Progression of cyclosporine A-blood levels in experimental cats receiving a high-dose treatment protocol.

Abstract

Cyclosporine A (CsA) is used as a steroid-sparing or alternative immunosuppressing agent in cats with various immune-mediated diseases such as immune-mediated hemolytic anemia. Daily treatment dosages of 5-20 mg/kg have been described. Interindividual variations in CsA blood levels are known to occur. To determine when steady-state conditions are reached and thus the earliest advisable time for monitoring CsA blood levels during the course of treatment, a prospective experimental study was conducted in six healthy adult Domestic Shorthair cats. Cats were treated with an oral dosage of 7 mg/kg CsA q 12 h for 10 days.

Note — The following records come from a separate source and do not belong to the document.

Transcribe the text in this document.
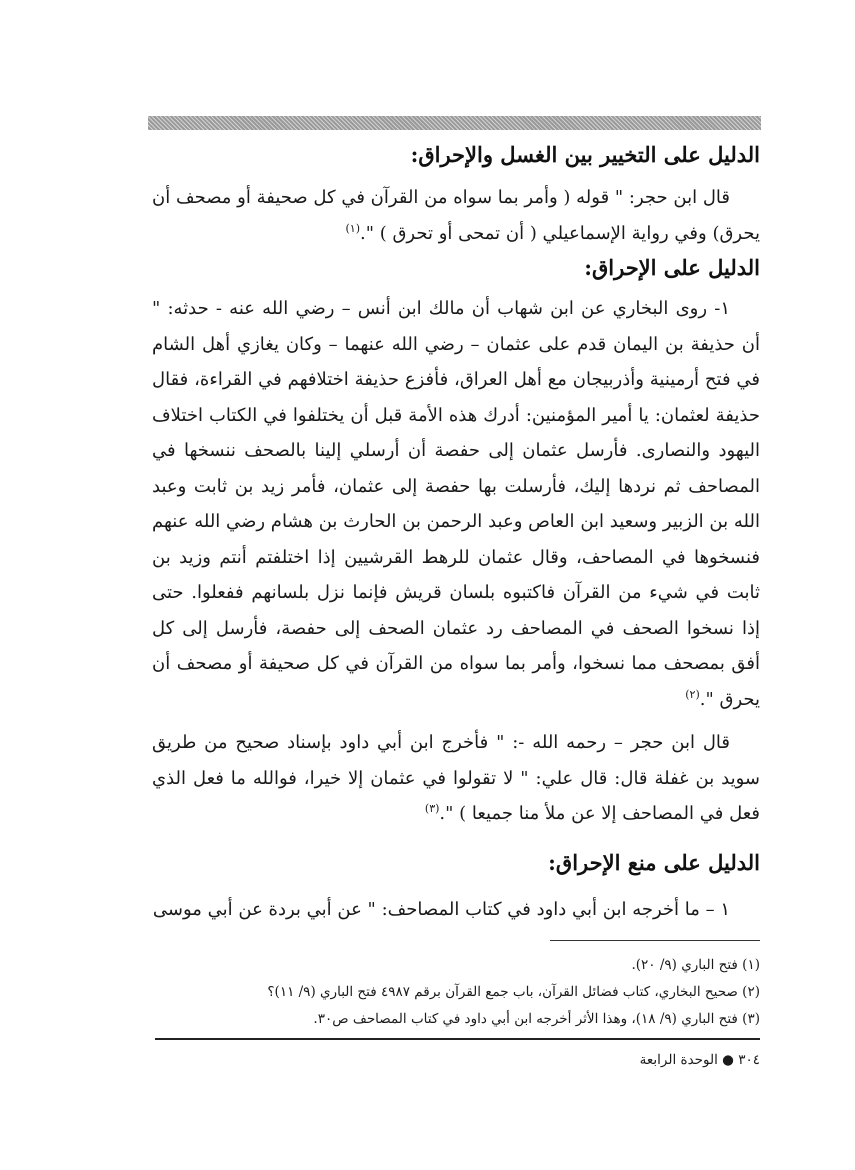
الدليل على التخيير بين الغسل والإحراق:

قال ابن حجر: " قوله ( وأمر بما سواه من القرآن في كل صحيفة أو مصحف أن يحرق) وفي رواية الإسماعيلي ( أن تمحى أو تحرق ) ".$^{(١)}$

الدليل على الإحراق:

١- روى البخاري عن ابن شهاب أن مالك ابن أنس – رضي الله عنه - حدثه: " أن حذيفة بن اليمان قدم على عثمان – رضي الله عنهما – وكان يغازي أهل الشام في فتح أرمينية وأذربيجان مع أهل العراق، فأفزع حذيفة اختلافهم في القراءة، فقال حذيفة لعثمان: يا أمير المؤمنين: أدرك هذه الأمة قبل أن يختلفوا في الكتاب اختلاف اليهود والنصارى. فأرسل عثمان إلى حفصة أن أرسلي إلينا بالصحف ننسخها في المصاحف ثم نردها إليك، فأرسلت بها حفصة إلى عثمان، فأمر زيد بن ثابت وعبد الله بن الزبير وسعيد ابن العاص وعبد الرحمن بن الحارث بن هشام رضي الله عنهم فنسخوها في المصاحف، وقال عثمان للرهط القرشيين إذا اختلفتم أنتم وزيد بن ثابت في شيء من القرآن فاكتبوه بلسان قريش فإنما نزل بلسانهم ففعلوا. حتى إذا نسخوا الصحف في المصاحف رد عثمان الصحف إلى حفصة، فأرسل إلى كل أفق بمصحف مما نسخوا، وأمر بما سواه من القرآن في كل صحيفة أو مصحف أن يحرق ".$^{(٢)}$

قال ابن حجر – رحمه الله -: " فأخرج ابن أبي داود بإسناد صحيح من طريق سويد بن غفلة قال: قال علي: " لا تقولوا في عثمان إلا خيرا، فوالله ما فعل الذي فعل في المصاحف إلا عن ملأ منا جميعا ) ".$^{(٣)}$

الدليل على منع الإحراق:

١ – ما أخرجه ابن أبي داود في كتاب المصاحف: " عن أبي بردة عن أبي موسى

(١) فتح الباري (٩/ ٢٠).
(٢) صحيح البخاري، كتاب فضائل القرآن، باب جمع القرآن برقم ٤٩٨٧ فتح الباري (٩/ ١١)؟
(٣) فتح الباري (٩/ ١٨)، وهذا الأثر أخرجه ابن أبي داود في كتاب المصاحف ص٣٠.
٣٠٤ ● الوحدة الرابعة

On days 1, 2, 3, 5, 7, and 10 after the start of CsA administration (i.e., after 1, 3, 5, 9, 13, and 19 CsA administrations), EDTA blood was collected to measure the CsA level 12 h after the CsA administration (trough values) using high-performance liquid chromatography coupled to mass spectrometry (HPLC-MS/MS). Statistical analysis revealed a significant increase in mean CsA blood levels up to day 5 (2,050 ± 964.2 ng/mL [mean ± SD], 832-3,203 ng/mL [minimum-maximum]; repeated-measures ANOVA: p = 0.0021), while values on days 5 and 7 did not differ significantly from CsA concentrations on day 10. CsA concentrations showed markedly interindividual variability. Cyclosporine A blood levels reached a steady state on day 5 of high dosages of CsA q 12 h (i.e., after nine CsA administrations), indicating that this time point is suitable for monitoring blood levels in clinical patients. Results confirmed the well-known remarkable interindividual variability of CsA, indicating the need for treatment monitoring. The assessed treatment regime resulted in significantly higher mean CsA trough levels than the target range for immunosuppressive therapy (200-600 ng/mL).